Carmen is just a Ned with a factory job and criminal ties. She dates and dumps men with such speed and ferocity that her ultimate fate would not have been particularly surprising to the Lothian-Borders police.

Micaela, on the other hand, braves a gang of sexist squaddies, a mountain range, and the entire cast of "My Big Fat Gypsy Wedding" as a favour to her boyfriend's mother. As I am sure most of us would do in similar circumstances, she prays her heart out to God to keep her safe. She has hung onto her Christian faith and her maidenly virtue at a time when both are extremely uncool. If Don Jose were not such a moron, he would have stuck to Micaela and had a happy life.

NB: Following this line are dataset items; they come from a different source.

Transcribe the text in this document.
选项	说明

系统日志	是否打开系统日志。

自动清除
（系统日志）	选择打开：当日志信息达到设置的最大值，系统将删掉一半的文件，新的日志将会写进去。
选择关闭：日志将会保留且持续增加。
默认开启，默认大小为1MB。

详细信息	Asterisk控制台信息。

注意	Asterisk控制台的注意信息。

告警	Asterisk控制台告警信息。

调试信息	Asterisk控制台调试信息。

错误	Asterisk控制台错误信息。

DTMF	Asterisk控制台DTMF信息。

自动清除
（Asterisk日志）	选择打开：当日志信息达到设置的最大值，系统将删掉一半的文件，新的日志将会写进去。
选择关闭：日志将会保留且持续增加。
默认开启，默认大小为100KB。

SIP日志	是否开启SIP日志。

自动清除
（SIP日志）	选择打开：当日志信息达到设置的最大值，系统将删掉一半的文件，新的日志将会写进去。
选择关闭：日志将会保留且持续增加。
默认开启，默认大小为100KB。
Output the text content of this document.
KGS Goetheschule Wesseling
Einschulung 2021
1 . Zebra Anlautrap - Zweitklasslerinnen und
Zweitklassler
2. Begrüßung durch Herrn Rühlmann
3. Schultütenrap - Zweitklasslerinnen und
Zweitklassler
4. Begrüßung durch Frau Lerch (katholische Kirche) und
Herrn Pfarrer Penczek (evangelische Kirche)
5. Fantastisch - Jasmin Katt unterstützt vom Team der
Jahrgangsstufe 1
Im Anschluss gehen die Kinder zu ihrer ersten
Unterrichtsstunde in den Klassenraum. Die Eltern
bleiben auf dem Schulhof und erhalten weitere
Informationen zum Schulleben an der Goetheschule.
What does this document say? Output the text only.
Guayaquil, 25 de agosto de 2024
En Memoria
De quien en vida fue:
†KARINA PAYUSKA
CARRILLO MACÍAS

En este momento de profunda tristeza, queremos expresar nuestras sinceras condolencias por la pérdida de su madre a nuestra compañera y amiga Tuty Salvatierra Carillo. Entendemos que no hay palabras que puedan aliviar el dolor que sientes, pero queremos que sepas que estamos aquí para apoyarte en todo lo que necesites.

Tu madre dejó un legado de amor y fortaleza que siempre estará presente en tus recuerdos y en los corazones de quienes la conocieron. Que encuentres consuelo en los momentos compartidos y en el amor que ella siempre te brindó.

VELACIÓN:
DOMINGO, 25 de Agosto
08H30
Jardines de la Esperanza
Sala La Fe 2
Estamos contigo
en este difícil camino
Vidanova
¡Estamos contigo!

That said, men love whom they love, not whom we think they should love, even in the opera. It is thus believable that a Scots squaddie would pick a chip-scarfing Scots slapper over a much prettier Scots girl his mother adores.

I expressed how I now feel about Carmen to the charming Young Fogeys afterwards, and one remarked that the slatternly, promiscuous woman I described was a lot like the original Carmen in the original book. And we all went off for a drink at a joint with a delightfully strict dress code while I inwardly puzzled over who it was that had given me such an early and besotted love for Carmen. Who first had hinted so strongly that Carmen would worthy of emulation? Who was it whom I first heard sing "La Habenera"? The answer eluded me until I awoke to bright sunlight this morning.



It was the singing orange on "Sesame Street".